La casa in fondo al lago recensione film di Julien Maury e Alexandre Bustillo con Camille Rowe, James Jagger, Eric Savin e Carolina Massey
La casa in fondo al lago, scritto e diretto da Julien Maury e Alexandre Bustillo – che nel 2017 avevano diretto Leatherface, ottavo film della saga Non aprite quella porta e prequel dell’omonimo film del 1974 di Tobe Hooper – racconta la storia di Tina (interpretata dalla modella Camille Rowe) e Ben (James Jagger, figlio del famoso Mick dei Rolling Stones), due giovani YouTuber che, viaggiando nell’entroterra francese, decidono di visitare una casa completamente intatta in fondo ad un lago per poi condividere il video di questa loro esplorazione sui rispettivi canali social.
Tuttavia, i due ragazzi si accorgono ben presto che la casa è stata il triste scenario di crimini efferati e violenti e che la loro visita ha risvegliato un’oscura presenza determinata a tenerli intrappolati in fondo al lago mentre le loro riserve di ossigeno cominciano lentamente ad esaurirsi.
Seguendo le orme dei mockumentary più conosciuti come The Blair Witch Project (Daniel Myrick ed Eduardo Sánchez, 1999) e Rec (Jaume Balagueró e Paco Plaza, 2007), La casa in fondo al lago si presenta con un montaggio che alterna agli sguardi in soggettiva dei protagonisti le classiche inquadrature in terza persona. L’espediente narrativo inedito però va ricercato nella scelta di ambientare un film horror sott’acqua; aspetto che certamente potrebbe elettrizzare i più curiosi del genere ma che ha comunque già dei predecessori: tra questi sicuramente va ricordato Sanctum del 2011 diretto da Alister Grierson e prodotto da James Cameron o il più recente 47 metri (2017) di Johannes Roberts.
Sebbene l’ambientazione a primo impatto possa presentarsi insolita, nuova e originale, ciò che ne soffre di più è sicuramente una sceneggiatura priva di slanci che, anteponendo agli sviluppi narrativi una spasmodica attenzione all’esplorazione della casa da parte dei protagonisti, comincia a rivelarsi banale e prevedibile sotto molti aspetti.

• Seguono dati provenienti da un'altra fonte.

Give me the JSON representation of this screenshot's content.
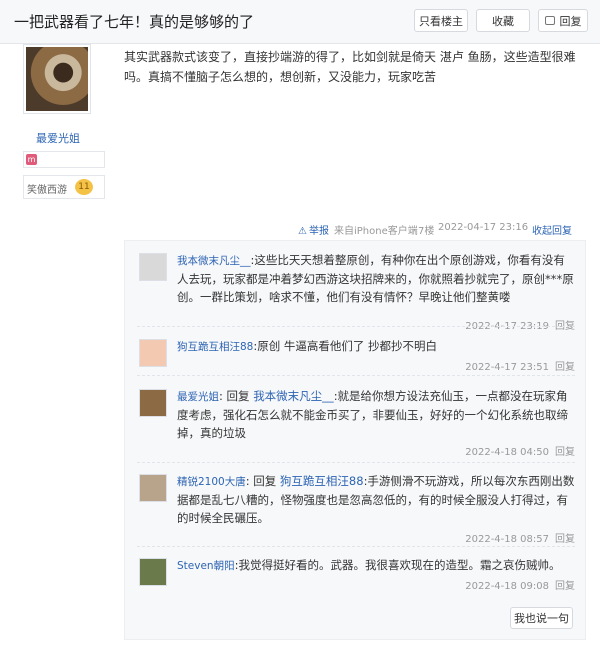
{
  "header": {
    "title": "一把武器看了七年！真的是够够的了",
    "btn_author_only": "只看楼主",
    "btn_collect": "收藏",
    "btn_reply": "回复"
  },
  "author": {
    "name": "最爱光姐",
    "level_name": "笑傲西游",
    "level_num": "11"
  },
  "post": {
    "text": "其实武器款式该变了，直接抄端游的得了，比如剑就是倚天 湛卢 鱼肠，这些造型很难吗。真搞不懂脑子怎么想的，想创新，又没能力，玩家吃苦",
    "report": "举报",
    "source": "来自iPhone客户端",
    "floor": "7楼",
    "time": "2022-04-17 23:16",
    "fold": "收起回复"
  },
  "replies": [
    {
      "user": "我本微末凡尘__",
      "prefix": ":",
      "target": "",
      "text": "这些比天天想着整原创，有种你在出个原创游戏，你看有没有人去玩，玩家都是冲着梦幻西游这块招牌来的，你就照着抄就完了，原创***原创。一群比策划，啥求不懂，他们有没有情怀？早晚让他们整黄喽",
      "time": "2022-4-17 23:19",
      "reply_label": "回复"
    },
    {
      "user": "狗互跪互相汪88",
      "prefix": ":",
      "target": "",
      "text": "原创 牛逼高看他们了 抄都抄不明白",
      "time": "2022-4-17 23:51",
      "reply_label": "回复"
    },
    {
      "user": "最爱光姐",
      "prefix": ": 回复 ",
      "target": "我本微末凡尘__",
      "text": ":就是给你想方设法充仙玉，一点都没在玩家角度考虑，强化石怎么就不能金币买了，非要仙玉，好好的一个幻化系统也取缔掉，真的垃圾",
      "time": "2022-4-18 04:50",
      "reply_label": "回复"
    },
    {
      "user": "精锐2100大唐",
      "prefix": ": 回复 ",
      "target": "狗互跪互相汪88",
      "text": ":手游侧滑不玩游戏，所以每次东西刚出数据都是乱七八糟的，怪物强度也是忽高忽低的，有的时候全服没人打得过，有的时候全民碾压。",
      "time": "2022-4-18 08:57",
      "reply_label": "回复"
    },
    {
      "user": "Steven朝阳",
      "prefix": ":",
      "target": "",
      "text": "我觉得挺好看的。武器。我很喜欢现在的造型。霜之哀伤贼帅。",
      "time": "2022-4-18 09:08",
      "reply_label": "回复"
    }
  ],
  "say_button": "我也说一句",
  "colors": {
    "link": "#2d64b3",
    "muted": "#999999",
    "panel": "#f7f8fa"
  }
}
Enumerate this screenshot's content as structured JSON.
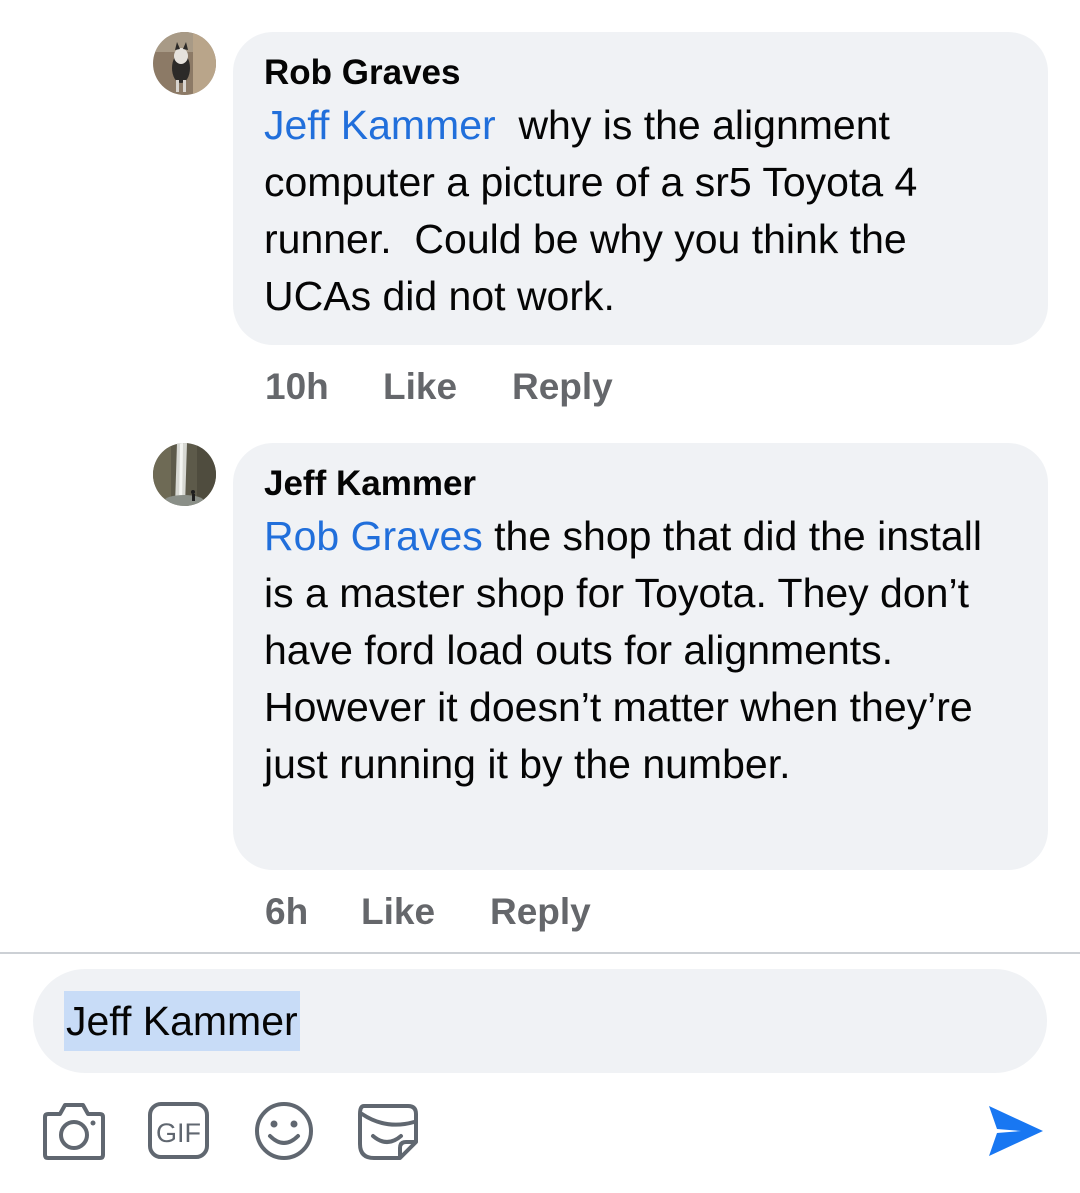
{
  "comments": [
    {
      "author": "Rob Graves",
      "mention": "Jeff Kammer",
      "text": "  why is the alignment computer a picture of a sr5 Toyota 4 runner.  Could be why you think the UCAs did not work.",
      "time": "10h",
      "like_label": "Like",
      "reply_label": "Reply"
    },
    {
      "author": "Jeff Kammer",
      "mention": "Rob Graves",
      "text": " the shop that did the install is a master shop for Toyota. They don’t have ford load outs for alignments. However it doesn’t matter when they’re just running it by the number.",
      "time": "6h",
      "like_label": "Like",
      "reply_label": "Reply"
    }
  ],
  "composer": {
    "value": "Jeff Kammer"
  },
  "toolbar": {
    "gif_label": "GIF",
    "icons": [
      "camera-icon",
      "gif-icon",
      "emoji-icon",
      "sticker-icon",
      "send-icon"
    ]
  },
  "colors": {
    "mention": "#216fdb",
    "bubble": "#f0f2f5",
    "meta": "#65676b",
    "selection": "#c8dcf7",
    "send": "#1877f2"
  }
}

Ad azione avviata, infatti, Maury e Bustillo si ritrovano intrappolati nella loro stessa materia: l’acqua, oltre a limitare i movimenti dei protagonisti, rallenta la trama e, al contempo, spinge ai limiti della leggibilità alcune scene che risultano o troppo cupe o eccessivamente frenetiche.
Di conseguenza, la forma viene a prevalere sul contenuto ed è in questa precisa circostanza che il film trova una seppur debole via di riscatto: la fotografia di Jacques Ballard, escluse le sequenze d’azione, sembra voler raccontare di più, soffermandosi sui dettagli e su quelle storie nascoste racchiuse come un piccolo tesoro all’interno degli oggetti che vengono diligentemente inquadrati dal suo obiettivo.
Tutto ciò però non riesce a riscattare un’opera che, nel complesso, è priva di vigore e debole nella costruzione dei personaggi; rimangono impresse nella retina solo quelle immagini suggestive e surreali create dall’atmosfera sottomarina e la sensazione di aver partecipato ad uno spettacolo visivo fine a se stesso.